The mold spores are inhaled and provoke the creation of IgE antibodies that circulate in the bloodstream, these types of immune response are most often initiated by exposure to thermophilic actinomycetes (most commonly Saccharopolyspora rectivirgula), which generate IgG-type antibodies. Following a subsequent exposure, IgG antibodies combined with the inhaled allergen to form immune complexes in the walls of the alveoli in the lungs. This causes fluid, protein, and cells to accumulate in the alveolar wall which slows blood-gas interchange and compromises the function of the lung. After multiple exposures, it takes less and less of the antigens to set off the reaction in the lung.

== Prevention ==
Farmer's lung disease (FLD) is permanent and cannot be reversed, therefore in order to prevent the onset of further stages, farmers should inform their doctor of their occupation and if they have mold in their work environment. Prevention of this respiratory illness can be facilitated through the ventilation of work areas, drying of materials, and the use of a mask when working in confined areas with moldy hay or crops.

==Diagnosis ==
Diagnoses of Farmer's lung is difficult due to its similarity to cold and flu-like symptoms. Doctors diagnose patients with Farmer's lung under the following conditions:

- A clinical history of symptoms such as cough, fever, and labored breathing when exposed to mold in work environment.
- The presence of diffuse lung disease in chronic cases.
- Presentation of antibodies when exposed to thermophilic Actinomyces.

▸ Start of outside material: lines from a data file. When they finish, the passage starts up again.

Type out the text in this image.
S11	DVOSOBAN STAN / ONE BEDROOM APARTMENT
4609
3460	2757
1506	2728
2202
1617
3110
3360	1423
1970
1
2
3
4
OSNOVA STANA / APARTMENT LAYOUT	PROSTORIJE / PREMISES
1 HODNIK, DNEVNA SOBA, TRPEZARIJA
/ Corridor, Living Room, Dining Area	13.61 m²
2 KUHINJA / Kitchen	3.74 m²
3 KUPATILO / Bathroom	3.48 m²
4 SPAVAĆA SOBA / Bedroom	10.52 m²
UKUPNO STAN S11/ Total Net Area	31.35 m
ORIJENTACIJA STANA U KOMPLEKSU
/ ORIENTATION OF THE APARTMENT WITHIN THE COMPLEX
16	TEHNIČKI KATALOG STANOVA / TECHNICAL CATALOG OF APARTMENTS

Examination procedures may include:

- Taking a blood test
- Taking a chest x-ray
- Administering a breathing capacity test
- Administering an inhalation challenge
- Examining lung tissue
- Performing an immunological investigation
- Performing a lung function test
- Reviewing the clinical history

== Treatment ==
Depending on the severity of the symptoms, FLD can last from one to two weeks, or it can last for the rest of one's life. Acute FLD has the ability to be treated because hypersensitivity to the antigens has not yet developed. The main treatment options are: rest and reducing the exposure to the antigens through masks and increased airflow in confined spaces where the antigens are present. Any exposure to the antigens once hypersensitivity has occurred can set off another chronic reaction. For chronic FLD, there are no true treatments because the patient has developed hypersensitivity meaning that their condition will last the rest of their life.

== Epidemiology ==
The growth of mold spores occurs when hay is not dried properly. The growth of these mold spores accumulates over time and will infect the host upon release from the source. When in the air, the farmer may inhale the particles and induce an allergic reaction. The hay at risk for increased volumes of spores is found at the bottom of the pile. The incidence of Farmer's Lung Disease peaks during late winter and early spring, and is mostly seen after the harvest season when symptoms have set in. This disease is most prevalent in damp climates.